Why do we give our power away? It is to do with winning approval. Very early in life, even as babies, we learn to differentiate between approval winning behaviours and those that bring disapproval. Smiling and cooing fall in the former category while crying and yelling fall in the latter.

This necessity of trying to win approval continues in our childhood, adulthood and even old age. It becomes deeply embedded in our psyche and after sometime, we do not even recognize it as anything alien or wrong. We are comfortable when we allow others to pull our strings, and uncomfortable when we challenge this status quo. So we continue to let others rules us: how we should dress, what we should say, even what we should think! We give away our power to our parents, siblings, teachers, friends, spouses, even to religion ……

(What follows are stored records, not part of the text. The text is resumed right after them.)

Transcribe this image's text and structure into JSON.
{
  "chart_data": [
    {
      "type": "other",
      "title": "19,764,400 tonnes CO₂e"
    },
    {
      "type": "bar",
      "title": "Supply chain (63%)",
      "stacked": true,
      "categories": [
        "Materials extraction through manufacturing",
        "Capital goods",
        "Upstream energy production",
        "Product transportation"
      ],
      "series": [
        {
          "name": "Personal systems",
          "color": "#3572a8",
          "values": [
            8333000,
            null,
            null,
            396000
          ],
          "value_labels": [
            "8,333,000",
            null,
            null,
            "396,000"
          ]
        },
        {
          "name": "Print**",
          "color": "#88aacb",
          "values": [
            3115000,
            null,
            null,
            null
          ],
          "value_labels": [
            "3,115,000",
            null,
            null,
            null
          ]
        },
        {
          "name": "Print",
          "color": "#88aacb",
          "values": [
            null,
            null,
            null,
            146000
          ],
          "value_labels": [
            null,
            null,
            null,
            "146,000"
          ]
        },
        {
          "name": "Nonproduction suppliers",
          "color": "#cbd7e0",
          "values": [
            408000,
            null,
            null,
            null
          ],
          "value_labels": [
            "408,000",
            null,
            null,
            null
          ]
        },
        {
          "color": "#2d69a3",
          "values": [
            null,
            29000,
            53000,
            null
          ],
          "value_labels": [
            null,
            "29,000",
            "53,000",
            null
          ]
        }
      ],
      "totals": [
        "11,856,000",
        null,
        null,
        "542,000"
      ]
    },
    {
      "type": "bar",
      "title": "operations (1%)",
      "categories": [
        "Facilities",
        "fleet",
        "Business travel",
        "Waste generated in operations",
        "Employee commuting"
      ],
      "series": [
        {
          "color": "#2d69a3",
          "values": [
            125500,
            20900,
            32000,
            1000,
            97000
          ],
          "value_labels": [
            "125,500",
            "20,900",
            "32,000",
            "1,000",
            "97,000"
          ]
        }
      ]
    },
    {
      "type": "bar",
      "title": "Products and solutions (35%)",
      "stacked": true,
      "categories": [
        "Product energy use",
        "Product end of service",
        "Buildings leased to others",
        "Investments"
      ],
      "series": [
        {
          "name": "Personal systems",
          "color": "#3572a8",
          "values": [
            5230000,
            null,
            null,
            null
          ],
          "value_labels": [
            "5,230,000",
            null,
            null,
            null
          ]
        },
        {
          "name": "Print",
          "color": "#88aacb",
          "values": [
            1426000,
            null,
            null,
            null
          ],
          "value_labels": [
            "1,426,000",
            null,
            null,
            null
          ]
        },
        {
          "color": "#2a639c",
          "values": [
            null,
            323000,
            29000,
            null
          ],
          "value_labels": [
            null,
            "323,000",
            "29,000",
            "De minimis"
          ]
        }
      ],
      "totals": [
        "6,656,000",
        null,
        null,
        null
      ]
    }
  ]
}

All this to win approval. The opposite of that means disapproval and we can’t handle that for we fear disapproval deeply. The longer we are in this fear cycle, the harder it becomes to break out of it.

We start to believe that winning approval is the ‘correct’ way to live. It is a foolproof plan for ‘peace’. This need for external validation becomes a serious crutch leading to a downward spiral of poor self worth. The consequences? We feel victimised in our relationships. We may even become sitting ducks for abuse of all kinds, emotional, mental and physical.